3. Extingue-se a mistura de reacção por adição de 1 ml de salmoura e extrai-se os ésteres metílicos com n-hexano (3 x 2 ml). Recolher as camadas orgânicas para um frasco e remover o solvente por evaporação rotativa para dar a fracção de éster de metilo, que é então utilizado para a análise de GC sem purificação adicional.
4. Dissolver os ésteres de metilo em uma quantidade mínima de n-hexano (normalmente 1 mg em 50 ul) e injectar no GC equipado com uma altura de 60 m × 0,25 mm × 0,25 ^ m (50%-cianopropil)-metilpolissiloxano de coluna. Utilizar um detector de ionização de chama (FID) com o programa de forno seguintes: temperatura inicial de 165 ° C, parado durante 3 min, seguido por um aumento de 1 ° C / min até 195 ° C, manter durante 40 min, seguido por um segundo um aumento de 10 ° C / min até 240 ° C, e manter durante 10 min. Um modo de pressão constante (29 psi) é escolhido. Hélio ou o hidrogénio, pode ser utilizado como gás de transporte. Os ésteres metílicos são identificados por comparação com os tempos de retenção de amostras autênticas. Figura 10 mostra uma análise representativa de GC FAME obtidos a partir de ésteres de colesterilo no plasma.
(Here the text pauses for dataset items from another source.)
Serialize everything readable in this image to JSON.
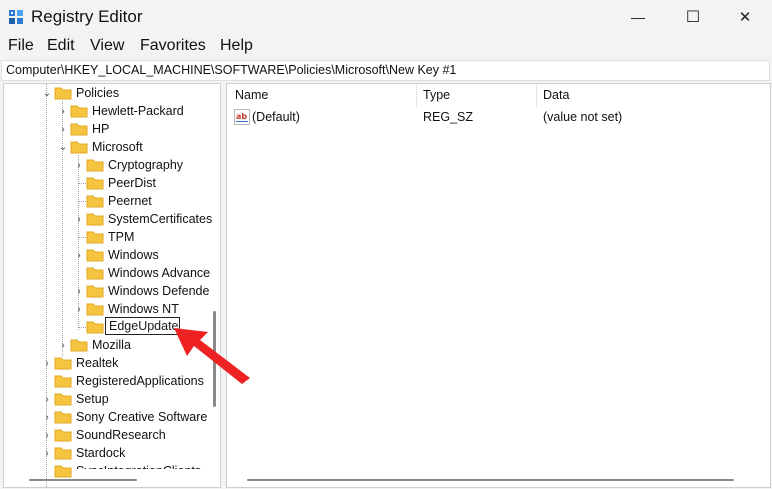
{
  "window": {
    "title": "Registry Editor",
    "minimize_glyph": "—",
    "maximize_glyph": "☐",
    "close_glyph": "✕"
  },
  "menu": [
    "File",
    "Edit",
    "View",
    "Favorites",
    "Help"
  ],
  "address": "Computer\\HKEY_LOCAL_MACHINE\\SOFTWARE\\Policies\\Microsoft\\New Key #1",
  "tree": {
    "policies": "Policies",
    "hewlett_packard": "Hewlett-Packard",
    "hp": "HP",
    "microsoft": "Microsoft",
    "cryptography": "Cryptography",
    "peerdist": "PeerDist",
    "peernet": "Peernet",
    "systemcertificates": "SystemCertificates",
    "tpm": "TPM",
    "windows": "Windows",
    "windows_advanced": "Windows Advance",
    "windows_defender": "Windows Defende",
    "windows_nt": "Windows NT",
    "rename_value": "EdgeUpdate",
    "mozilla": "Mozilla",
    "realtek": "Realtek",
    "registered_applications": "RegisteredApplications",
    "setup": "Setup",
    "sony": "Sony Creative Software",
    "soundresearch": "SoundResearch",
    "stardock": "Stardock",
    "last_partial": "SyncIntegrationClients"
  },
  "list": {
    "headers": {
      "name": "Name",
      "type": "Type",
      "data": "Data"
    },
    "rows": [
      {
        "name": "(Default)",
        "type": "REG_SZ",
        "data": "(value not set)"
      }
    ]
  },
  "colors": {
    "folder": "#f5c542",
    "folder_dark": "#e3a91f",
    "arrow": "#ee2222",
    "accent": "#0067c0"
  }
}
5. Síntese de (5'R) - e (5'S) -5 ', 8-ciclo-2'-desoxiadenosina

1. Dissolver 33 mg de 8-bromo-2'-desoxiadenosina (8-Br-dado) em acetonitrilo (100 ml), a fim de chegar a uma concentração de mM. Regular o fluxo de gás (Ar ou N2) na fotorreator e encher o appaRatus com a solução de 8-Br-Dado.
2. Preparar um septo com o tamanho apropriado para a entrada fotorreator e passar uma agulha ligada à linha de gás inerte através do centro do mesmo. Fechar o sistema com o septo. Lave o gás inerte durante 30 min.
3. Irradiar com luz UV utilizando uma lâmpada de mercúrio de média pressão de 125 W a 22 ± 2 ° C durante 15 minutos, recolher a solução para um balão de 250 ml de fundo redondo. Lava-se a foto-reactor, com 10 ml de acetonitrilo e recolher líquido de lavagem no mesmo balão.
4. Extingue-se a mistura reaccional em bruto com 1 M de solução de NH OH ₄ e evapora-se o solvente no evaporador rotativo.
5. Executar alto desempenho de análise de cromatografia líquida (CLAE-UV) com coluna analítica (ver secção instrumentação), sob condições conhecidas, e comparar o perfil com compostos de referência.
6. Executar alto desempenho análise por cromatografia líquida (HPLC-UV) com uma coluna analítica (ver secção instrumentação) usando o seguinte solrespiradouros e gradientes: 2 mM de formiato de amónio como solvente A e acetonitrilo como solvente B. Definir a taxa de fluxo de 1 ml / min e o gradiente de 0% de solvente B a 0,3% do solvente B a ser alcançado em 2,2 min. Então B 0,8% em solvente em 4,0 min, em seguida, 1% de solvente B em 4,8 min. Permanecem em 1% de solvente B durante 9 min e, em seguida, passar a 8% de solvente B em 6 min. Depois de passar para 10% do solvente B em 4 min e a 30% de solvente B em 5 min e manter a 30% de solvente b para 5 min outro. Recolher os picos cromatográficos correspondem aos dois produtos diastereoméricos em dois frascos diferentes.
7. Medir as absorvâncias das duas fracções recolhidas no espectrofotómetro de UV e calcula a concentração exacta com base na lei de Beer-Lamber (A εlC =, em que A é a absorvância, ε o coeficiente de extinção e l o comprimento da célula). Use a ε coeficiente de extinção da 2'-desoxiadenosina (Dado) (15.400 M ^-1 cm ^-1 a 260 nm).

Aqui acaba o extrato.